Are you getting enough potassium in your diet? Many of us try to eat healthy by paying attention to our intake of proteins, fiber, carbohydrates and fats—and counting calories, of course. Find out more about mouth guard for sleep apnea from Positive Health Wellness – https://www.positivehealthwellness.com/ We might add a daily vitamin pill just to be on the safe side. All of this is fine, but it won’t guarantee that you are eating the right amount of potassium-rich foods.
Why We Need Potassium
All living cells in plants and animals require the mineral potassium to function properly. Potassium is one of the major electrolytes in the human body responsible for regulating the heartbeat, blood pressure, kidneys, muscle movement, and the balance of fluids in the body. This mineral is also necessary for converting the simple sugar glucose to glycogen, the energy reserve the body uses to fuel muscle movement. An insufficient amount of potassium can lead to fatigue, muscle weakness, kidney dysfunction, low blood pressure and heart arrhythmias.

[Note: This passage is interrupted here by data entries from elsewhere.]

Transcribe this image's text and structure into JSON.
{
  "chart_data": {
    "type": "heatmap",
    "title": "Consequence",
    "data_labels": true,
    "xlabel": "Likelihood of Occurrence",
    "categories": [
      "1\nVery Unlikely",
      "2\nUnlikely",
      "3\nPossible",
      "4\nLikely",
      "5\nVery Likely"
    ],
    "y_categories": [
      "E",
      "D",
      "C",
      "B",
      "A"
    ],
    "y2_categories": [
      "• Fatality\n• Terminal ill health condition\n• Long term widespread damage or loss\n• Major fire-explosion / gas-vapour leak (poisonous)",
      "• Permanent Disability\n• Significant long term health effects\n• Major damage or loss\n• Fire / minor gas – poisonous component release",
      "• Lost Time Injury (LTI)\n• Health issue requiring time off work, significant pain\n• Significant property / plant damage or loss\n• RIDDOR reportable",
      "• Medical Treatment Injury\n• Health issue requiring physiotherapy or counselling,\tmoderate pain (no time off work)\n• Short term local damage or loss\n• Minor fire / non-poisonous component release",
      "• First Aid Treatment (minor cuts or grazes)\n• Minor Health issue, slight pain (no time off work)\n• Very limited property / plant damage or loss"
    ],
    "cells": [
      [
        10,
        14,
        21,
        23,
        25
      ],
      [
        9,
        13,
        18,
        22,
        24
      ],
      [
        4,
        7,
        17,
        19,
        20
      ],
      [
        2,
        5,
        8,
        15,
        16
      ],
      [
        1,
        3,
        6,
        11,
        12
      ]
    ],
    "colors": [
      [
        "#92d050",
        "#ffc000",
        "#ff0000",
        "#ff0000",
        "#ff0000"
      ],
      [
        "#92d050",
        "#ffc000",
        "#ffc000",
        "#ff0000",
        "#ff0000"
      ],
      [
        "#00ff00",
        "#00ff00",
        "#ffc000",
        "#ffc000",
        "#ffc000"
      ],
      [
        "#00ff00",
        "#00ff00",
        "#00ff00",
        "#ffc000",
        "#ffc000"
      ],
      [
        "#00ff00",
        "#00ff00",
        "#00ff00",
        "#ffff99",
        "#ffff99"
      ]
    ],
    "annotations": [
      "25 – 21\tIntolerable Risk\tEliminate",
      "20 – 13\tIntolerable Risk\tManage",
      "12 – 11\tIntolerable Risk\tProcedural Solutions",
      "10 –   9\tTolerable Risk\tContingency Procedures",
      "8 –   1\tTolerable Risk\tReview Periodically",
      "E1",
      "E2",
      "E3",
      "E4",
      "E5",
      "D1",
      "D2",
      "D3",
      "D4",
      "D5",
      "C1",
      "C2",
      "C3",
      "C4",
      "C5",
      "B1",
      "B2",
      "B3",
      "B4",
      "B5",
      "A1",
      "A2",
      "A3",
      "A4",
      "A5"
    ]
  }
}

Anyone who has experienced a charley horse—the sudden cramping or spasm in a muscle in your calf or leg—probably was experiencing a potassium imbalance, as well. This problem often occurs after you’ve exercised a lot without drinking enough water. Being dehydrated impedes the ability of electrolytes—like potassium—to function properly. That’s why sports drinks, which contain electrolytes and minerals like potassium, are recommended for this problem, along with massage.

Foods with Lots of Potassium
Sports drinks may be recommended for an emergency fix for a leg spasm, but the best way to get enough potassium is to eat a varied diet that regularly includes potassium-rich foods. This isn’t hard, since so many food groups—legumes, vegetables, fruits, nuts, fish, meat and dairy—provide potassium. Some of the best choices include:

Dried fruits (apricot, figs, plum and raisins)
Cooked beans (edamame, white, lima, and navy)
Baked potato
Winter squash
Beet greens
Bananas
Avocados
Papaya
Tomatoes
Salmon

Plan Your Potassium-Rich Menu
The Institute of Medicine recommends that adults get 4.7 grams (or 4,700 milligrams) of potassium per day. Cooking Light has a handy list of potassium–rich foods with their mineral content to help you plan an optimum potassium-rich menu.
With so many choices, you can be inventive. For instance, this recipe, Acorn Squash Stuffed with White Beans & Chard, includes acorn squash and white beans, two high-potassium ingredients, as well as tomato paste. You could easily substitute beet greens for the chard to really boost your potassium intake in this single dish.

Chile-rubbed Salmon with Papaya and Scallions adds the sweet, delicate flavor of potassium-rich papaya to grilled salmon, which has numerous health benefits in addition to its potassium content.

You don’t have to crunch the numbers all the time to calculate whether you are getting enough of this crucial micronutrient. These tips will ensure that potassium-rich foods play a regular role in your diet:

Keep a supply of nut-based trail mix on hand for snacks.
Add a handful of raisins or chopped dried apricots to a green salad.
Experiment with salsas using tomatoes, mango, papaya and avocado; use them to brighten up grilled salmon, chicken, steak, or serve with corn chips or crackers.
Blend a whole banana, yogurt and orange juice for a potassium-rich pick-me-up.
Get to know your beans. White, navy, edamame, and Lima beans are easy to cook and versatile in soups, vegetable or meat stews, side dishes and salads.

If you are not getting a sufficient daily amount of potassium, take the time to add more high-potassium foods in your meals. You may find that you have more energy—and those annoying charley horses may become a thing of the past.